Or pretend one of the most popular sci-fi franchises ever isn't about space wizards and the most popular fantasy isn't about magic coinciding with the modern world.
I've come to terms with that fact. When I want to play without magitech I'm not playing D&D and certainly not 5E.
 

Reynard

Legend
Supporter
I was even thinking about how I would love to see something more like a science-fantasy version of Ravenloft or MtG's Innistrad. A futuristic science-fantasy setting, preferrably in the vein of the aforementioned '80s sci-fantasy, with supernatural horror elements like vampires, werewolves, undead, mad science monsters, etc. Is there a setting like that?
Someone needs to license Castlevania-- specifically the Nextflix anime version.
 


payn

I don't believe in the no-win scenario
Im really picky about this. I prefer the magictech sci-fi in my fantasy to be an all out campaign and/or setting, or not present. It's really strange to me to have a traditional campaign with like a lone module about a crashed spaceship. It can work, but often its a weird distraction. I also feel this way about Cosmic horror in the vein of Lovecraft mythos.

For my favorite example of it done well, I'd point to the PF1 AP Iron Gods. I had a blast running that and it was the right mixture of sci-fi and fantasy for me.
 

Vaalingrade

Legend
Come on, that's not a fair characterization and you're kind of punching down on us here. We're simply lamenting from our position on the margins of the gamerspace that we can't find others of our kind to play with. Because, like you've indicated, space wizards and modern magic are more popular than low fantasy and mystical magic.

In the end we're going to play Dungeons and Dragons with the people we can find, and that usually means the party will consist of several powerful magically endowed characters and maybe one grumpy rogue wishing he could experience the dream of a low magic game.

We're already in pain, why do you gotta' beat down on us like that.

🤕
Because that's not my experience.

Instead, I see the wild and fantastic and especially any attempts to modernize how D&D works getting the stick.

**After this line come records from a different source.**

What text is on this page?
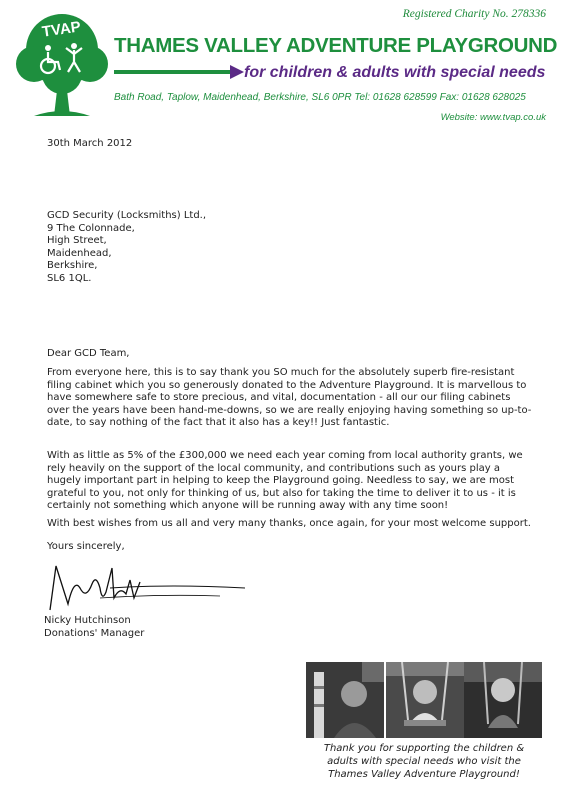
TVAP
Registered Charity No. 278336
THAMES VALLEY ADVENTURE PLAYGROUND
for children & adults with special needs
Bath Road, Taplow, Maidenhead, Berkshire, SL6 0PR Tel: 01628 628599 Fax: 01628 628025
Website: www.tvap.co.uk
30th March 2012
GCD Security (Locksmiths) Ltd.,
9 The Colonnade,
High Street,
Maidenhead,
Berkshire,
SL6 1QL.
Dear GCD Team,
From everyone here, this is to say thank you SO much for the absolutely superb fire-resistant filing cabinet which you so generously donated to the Adventure Playground. It is marvellous to have somewhere safe to store precious, and vital, documentation - all our our filing cabinets over the years have been hand-me-downs, so we are really enjoying having something so up-to-date, to say nothing of the fact that it also has a key!! Just fantastic.
With as little as 5% of the £300,000 we need each year coming from local authority grants, we rely heavily on the support of the local community, and contributions such as yours play a hugely important part in helping to keep the Playground going. Needless to say, we are most grateful to you, not only for thinking of us, but also for taking the time to deliver it to us - it is certainly not something which anyone will be running away with any time soon!
With best wishes from us all and very many thanks, once again, for your most welcome support.
Yours sincerely,
Nicky Hutchinson
Donations' Manager
Thank you for supporting the children &
adults with special needs who visit the
Thames Valley Adventure Playground!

Nothing can be fantastic without being in the form of discreet, wizard-friendly magic and god help you if you want some of the magitech the game was built on the back of. 'How dare you have robots and firearms! That's not medieval fantasy--the game MUST BE MEDIEVAL FANTASY! And psionics must be just another magic. Why are they bringing back Spelljammer? Why are they showing even a glimmer of support for Eberron? Why can't you just go away and play Star Wars and leave us to our Pure Wizard Fantasy where it's Earth with a thin veneer of magic painted on?
 

Jer

Legend
Supporter
What are your favorite blurring of lines between sci-fi and fantasy in D&D?
In published D&D my first real published setting love was Mystara, which built on Dave Arneson's Blackmoor background and had a crashed starship from the "Federation" where the crew had used their advanced technology to dominate the locals. So I've embraced science-fantasy in D&D pretty much from when I started.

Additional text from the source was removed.